INSERT INTO users (id, name, age, email)
VALUES (5, '中村健', 28, 'ken@example.com');
id | name | age | email
---+------------+-----+-------------------
1 | 山田太郎 | 26 | taro@example.com
3 | 鈴木一郎 | 30 | ichiro@example.com
4 | 高橋次郎 | 22 | jiro@example.com
5 | 中村健 | 28 | ken@example.com
7. トランザクションを長く使ったとき
トランザクションとは、複数の操作をまとめて行う仕組みです。 途中で失敗したら、全部なかったことにできます。

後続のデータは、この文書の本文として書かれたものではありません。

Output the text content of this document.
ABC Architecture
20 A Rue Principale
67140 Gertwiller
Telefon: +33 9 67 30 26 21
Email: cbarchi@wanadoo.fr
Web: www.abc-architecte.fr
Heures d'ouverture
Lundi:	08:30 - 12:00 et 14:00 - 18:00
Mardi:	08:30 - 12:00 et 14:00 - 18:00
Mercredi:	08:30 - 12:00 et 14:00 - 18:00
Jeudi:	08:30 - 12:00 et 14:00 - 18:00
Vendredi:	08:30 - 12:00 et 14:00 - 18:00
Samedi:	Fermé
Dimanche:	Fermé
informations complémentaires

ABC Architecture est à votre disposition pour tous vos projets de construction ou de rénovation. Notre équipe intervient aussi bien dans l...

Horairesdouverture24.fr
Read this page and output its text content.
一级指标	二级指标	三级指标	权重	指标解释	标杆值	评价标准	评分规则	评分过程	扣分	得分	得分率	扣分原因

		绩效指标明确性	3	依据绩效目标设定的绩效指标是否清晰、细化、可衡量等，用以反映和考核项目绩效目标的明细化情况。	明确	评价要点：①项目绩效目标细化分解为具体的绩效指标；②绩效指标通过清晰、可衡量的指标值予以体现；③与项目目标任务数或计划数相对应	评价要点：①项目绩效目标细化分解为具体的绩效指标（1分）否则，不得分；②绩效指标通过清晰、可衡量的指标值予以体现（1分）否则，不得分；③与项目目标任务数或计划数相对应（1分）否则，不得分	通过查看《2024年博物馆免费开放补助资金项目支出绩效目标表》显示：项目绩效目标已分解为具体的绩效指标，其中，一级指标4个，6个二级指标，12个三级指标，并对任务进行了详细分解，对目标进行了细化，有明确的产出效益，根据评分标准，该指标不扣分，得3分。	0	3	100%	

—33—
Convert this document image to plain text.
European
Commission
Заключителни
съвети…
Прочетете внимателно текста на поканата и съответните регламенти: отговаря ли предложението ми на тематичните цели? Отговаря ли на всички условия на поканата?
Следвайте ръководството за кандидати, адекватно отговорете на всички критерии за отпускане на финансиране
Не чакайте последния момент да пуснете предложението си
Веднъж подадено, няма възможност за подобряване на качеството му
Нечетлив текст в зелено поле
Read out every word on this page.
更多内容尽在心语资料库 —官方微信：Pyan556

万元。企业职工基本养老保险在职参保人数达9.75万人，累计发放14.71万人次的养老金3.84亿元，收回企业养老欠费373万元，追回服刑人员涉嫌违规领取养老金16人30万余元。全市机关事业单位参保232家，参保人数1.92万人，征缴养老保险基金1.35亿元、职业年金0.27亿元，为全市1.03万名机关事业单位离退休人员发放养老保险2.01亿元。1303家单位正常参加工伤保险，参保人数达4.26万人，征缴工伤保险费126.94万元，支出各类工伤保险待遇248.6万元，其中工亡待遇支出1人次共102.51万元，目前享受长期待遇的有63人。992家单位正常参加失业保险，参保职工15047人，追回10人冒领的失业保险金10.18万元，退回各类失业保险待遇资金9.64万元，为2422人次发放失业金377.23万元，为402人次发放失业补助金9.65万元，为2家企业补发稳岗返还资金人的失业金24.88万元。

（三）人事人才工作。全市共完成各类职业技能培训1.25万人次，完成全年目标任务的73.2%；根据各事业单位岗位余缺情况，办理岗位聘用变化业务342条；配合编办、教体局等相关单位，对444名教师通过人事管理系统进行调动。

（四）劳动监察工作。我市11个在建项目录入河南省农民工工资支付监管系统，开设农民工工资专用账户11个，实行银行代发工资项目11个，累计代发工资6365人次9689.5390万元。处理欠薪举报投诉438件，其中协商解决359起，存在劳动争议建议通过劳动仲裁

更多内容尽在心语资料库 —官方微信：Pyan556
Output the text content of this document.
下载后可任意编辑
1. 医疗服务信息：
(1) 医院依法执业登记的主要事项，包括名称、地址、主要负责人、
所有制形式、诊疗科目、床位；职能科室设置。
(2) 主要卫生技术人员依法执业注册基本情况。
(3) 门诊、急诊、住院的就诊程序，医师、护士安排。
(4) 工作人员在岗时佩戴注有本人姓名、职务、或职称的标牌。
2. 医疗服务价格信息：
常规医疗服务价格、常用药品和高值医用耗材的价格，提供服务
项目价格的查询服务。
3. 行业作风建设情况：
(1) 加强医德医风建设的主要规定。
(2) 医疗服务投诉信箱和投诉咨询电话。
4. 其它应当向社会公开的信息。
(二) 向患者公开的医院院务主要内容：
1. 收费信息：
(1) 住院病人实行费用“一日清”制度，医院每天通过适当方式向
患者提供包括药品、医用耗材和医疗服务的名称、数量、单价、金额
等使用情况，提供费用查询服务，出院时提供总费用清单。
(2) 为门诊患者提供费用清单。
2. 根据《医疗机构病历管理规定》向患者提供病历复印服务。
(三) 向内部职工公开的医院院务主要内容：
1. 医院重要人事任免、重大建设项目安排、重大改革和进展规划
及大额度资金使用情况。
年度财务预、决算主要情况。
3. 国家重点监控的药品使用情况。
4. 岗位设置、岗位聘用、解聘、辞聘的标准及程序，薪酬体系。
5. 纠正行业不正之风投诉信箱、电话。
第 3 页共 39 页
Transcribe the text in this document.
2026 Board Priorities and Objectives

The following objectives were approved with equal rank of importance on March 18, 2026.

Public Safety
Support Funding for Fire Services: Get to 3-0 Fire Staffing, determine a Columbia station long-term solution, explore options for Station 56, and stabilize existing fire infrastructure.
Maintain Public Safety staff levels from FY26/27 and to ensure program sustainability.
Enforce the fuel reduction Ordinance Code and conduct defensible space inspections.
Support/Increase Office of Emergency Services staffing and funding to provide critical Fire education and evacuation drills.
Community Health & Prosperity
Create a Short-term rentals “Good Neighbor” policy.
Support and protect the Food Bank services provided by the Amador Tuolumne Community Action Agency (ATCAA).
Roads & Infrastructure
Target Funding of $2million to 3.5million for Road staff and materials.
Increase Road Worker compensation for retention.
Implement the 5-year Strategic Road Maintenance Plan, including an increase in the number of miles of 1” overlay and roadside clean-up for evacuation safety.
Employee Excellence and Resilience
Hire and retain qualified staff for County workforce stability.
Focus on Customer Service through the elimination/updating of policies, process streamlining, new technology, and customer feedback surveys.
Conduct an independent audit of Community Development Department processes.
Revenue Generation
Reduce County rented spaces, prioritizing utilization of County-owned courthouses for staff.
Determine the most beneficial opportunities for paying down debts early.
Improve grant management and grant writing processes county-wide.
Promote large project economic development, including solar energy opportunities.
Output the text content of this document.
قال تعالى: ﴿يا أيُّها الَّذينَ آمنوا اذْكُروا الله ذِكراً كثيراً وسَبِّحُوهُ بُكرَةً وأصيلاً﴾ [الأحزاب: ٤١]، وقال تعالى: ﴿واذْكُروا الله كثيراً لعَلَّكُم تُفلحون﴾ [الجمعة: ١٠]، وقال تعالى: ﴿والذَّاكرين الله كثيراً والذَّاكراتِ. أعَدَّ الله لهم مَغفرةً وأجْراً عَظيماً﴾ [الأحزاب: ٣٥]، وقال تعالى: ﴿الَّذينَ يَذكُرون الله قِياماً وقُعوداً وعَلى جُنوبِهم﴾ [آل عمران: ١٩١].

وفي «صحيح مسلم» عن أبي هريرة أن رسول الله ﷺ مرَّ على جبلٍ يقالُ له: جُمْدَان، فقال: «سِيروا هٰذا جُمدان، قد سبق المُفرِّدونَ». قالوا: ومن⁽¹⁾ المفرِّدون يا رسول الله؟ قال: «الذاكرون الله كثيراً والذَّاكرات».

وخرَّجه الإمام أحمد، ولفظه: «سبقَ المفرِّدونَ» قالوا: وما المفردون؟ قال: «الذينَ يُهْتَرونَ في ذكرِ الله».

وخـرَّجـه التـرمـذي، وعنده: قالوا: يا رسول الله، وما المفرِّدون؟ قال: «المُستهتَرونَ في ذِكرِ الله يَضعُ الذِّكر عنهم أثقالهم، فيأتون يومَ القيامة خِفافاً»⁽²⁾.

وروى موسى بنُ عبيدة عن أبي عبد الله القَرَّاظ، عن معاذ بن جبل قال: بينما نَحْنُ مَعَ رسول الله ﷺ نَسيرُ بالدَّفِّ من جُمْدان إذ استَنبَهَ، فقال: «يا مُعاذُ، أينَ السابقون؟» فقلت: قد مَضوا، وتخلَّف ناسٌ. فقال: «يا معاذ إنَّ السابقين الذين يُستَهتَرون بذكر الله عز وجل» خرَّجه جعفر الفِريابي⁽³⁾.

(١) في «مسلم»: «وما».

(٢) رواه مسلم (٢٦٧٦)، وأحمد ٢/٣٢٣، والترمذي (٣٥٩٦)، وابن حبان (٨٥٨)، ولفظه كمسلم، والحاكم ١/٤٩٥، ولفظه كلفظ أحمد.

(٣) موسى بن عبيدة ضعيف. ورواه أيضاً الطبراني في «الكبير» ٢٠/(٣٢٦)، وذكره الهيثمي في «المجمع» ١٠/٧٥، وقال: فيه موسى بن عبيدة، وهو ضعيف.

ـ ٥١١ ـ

しかし、トランザクションを長時間開いたままにすると、 ロックも長時間残ります。 これがロック待ちの原因になることがあります。
8. SELECTでもロックが発生する場合
PostgreSQLでは、普通のSELECTではロックはほとんど発生しません。 ただし、特別な書き方をするとロックがかかります。
SELECT *
FROM users
WHERE id = 1
FOR UPDATE;
FOR UPDATEは、「この行を後で更新する予定です」という意味です。 そのため、他の更新処理を待たせるロックが発生します。
9. 初心者が意識しておきたいポイント
ロックは、UPDATE、DELETE、INSERTなどの 「書き込み系の操作」で必ず発生します。
PostgreSQLは、読む処理を止めにくい設計ですが、 書く処理同士はロックで順番待ちになります。
「誰かが書いている間は、順番を待つ」 という考え方を持つと、ロックの動きが理解しやすくなります。